Ynfynyt Scroll's Out At Beauty Bar and Quaker City Heads Back Into The Studio.

As the final hours wound down on local percussionist John Bryant's Kickstarter campaign yesterday afternoon, it didn't look like he was going to reach the massive $95,000.00 goal he set forth to see his proposed documentary project through.

But the fact that Bryant's campaign to fund his Dare to Drum project came down to the wire was ultimately pretty fitting for the project. In the documentary, Bryant intends to tell the story of the Dallas Symphony Orchestra and D'Drum's performance of Stewart Copeland's “Gamelan D'Drum” back in 2011 and how, after three years of work, an ill-timed ice storm nearly shut down the piece's world premiere.

The coolest part, though?

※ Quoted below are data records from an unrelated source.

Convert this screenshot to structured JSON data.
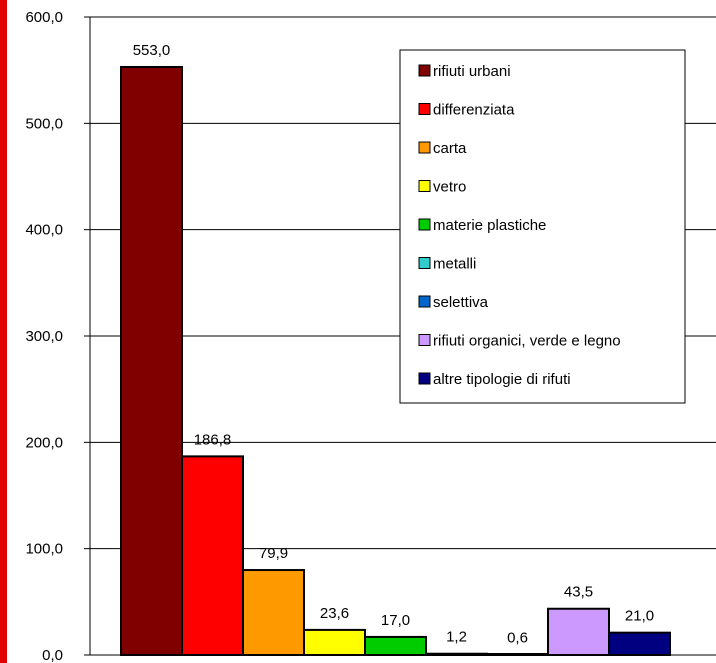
{
  "chart_data": {
    "type": "bar",
    "categories": [
      "rifiuti urbani",
      "differenziata",
      "carta",
      "vetro",
      "materie plastiche",
      "metalli",
      "selettiva",
      "rifiuti organici, verde e legno",
      "altre tipologie di rifuti"
    ],
    "values": [
      553.0,
      186.8,
      79.9,
      23.6,
      17.0,
      1.2,
      0.6,
      43.5,
      21.0
    ],
    "value_labels": [
      "553,0",
      "186,8",
      "79,9",
      "23,6",
      "17,0",
      "1,2",
      "0,6",
      "43,5",
      "21,0"
    ],
    "colors": [
      "#800000",
      "#ff0000",
      "#ff9900",
      "#ffff00",
      "#00cc00",
      "#33cccc",
      "#0066cc",
      "#cc99ff",
      "#000080"
    ],
    "ylim": [
      0,
      600
    ],
    "yticks": [
      0,
      100,
      200,
      300,
      400,
      500,
      600
    ],
    "ytick_labels": [
      "0,0",
      "100,0",
      "200,0",
      "300,0",
      "400,0",
      "500,0",
      "600,0"
    ],
    "grid": true,
    "legend_position": "top-right",
    "title": "",
    "xlabel": "",
    "ylabel": ""
  }
}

Three backers, who opted for the $10,000 level donation, will now get to jam with the Police drummer in his personal studio. Copeland's even promised to record video and audio of the session for those high-roller backers to keep for posterity — or to rub in the faces of their friends. Suck on that, Sting.

Moving on: Beauty Bar is once again changing up its long-running Thursday night party. Taking over for Ynfynyt Scroll's Rodrigo Diaz, which presided over the much-coveted gig with his weekly Turn Up party after DJ Sober moved his Big Bang weekly from the venue back in July, will be DJ Colly T, who plans on calling his new Thursday night residency VIBE. Per the Facebook event page for this week's inaugural edition, Colly T (aka Dropclock Productions' Colin Theall) intends to maintain “an exploration of the deepest, grooviest forms of dance music.” He's even been kind enough to pass along this promotional mix for those not totally sure what to glean from that description. Diaz, meanwhile, promises to keep his own party going, although he's yet to determine the appropriate venue for his always-varied stylings.

Following Thursday night's VIBE debut, DJ Blake Ward will return to Uptown for the second edition of his new Friday residency in the intimate bar loft atop Uptown eatery Pozo Mercado. While Uptown isn't necessarily where one might typically find Ward plying his craft, the press release he sent out goes on to explain that his appropriately named Pozo Disco offering won't be your typical Uptown fare: “Uptown isn't my typical destination for underground dance parties, but that might be what makes this place so perfect for one,” Ward writes. “[It's] only capable of holding about 80 people, there is no door guy keeping you out with a velvet rope, but the unassuming staircase makes the place hard to find unless you know where you are going.”

Speaking of the unexpected: Pitchfork writer Andy O'Connor wrote this week that the band's eschewing of traditional metal qualities is precisely what makes Fort Worth duo Pinkish Black's sophomore effort, Razed to the Ground, so outstanding. Writes O'Connor: “Keyboardist and vocalist Daron Beck and drummer Jon Teague flip the idea of what metal can be by employing aggression and tense space without guitars, 'riffs' in the traditional sense, or anything in the traditional metal sense, really.” He then goes on to give the “stronger, more confident” Pinkish Black a 7.2 rating — or 0.2 points higher than the site ranked the band's self-titled debut last year for those keeping score.

Another Fort Worth act striving for an even stronger effort on its next record right about now is Quaker City Night Hawks, who have announced they'll be heading to a recording studio in Anahuac next month to begin work on the followup to this past spring's Honcho LP. As such, the band's only remaining scheduled Dallas date through the end of the year will come in support of Jonathan Tyler & The Northern Lights's annual New Year's Eve bash at the Granada Theater.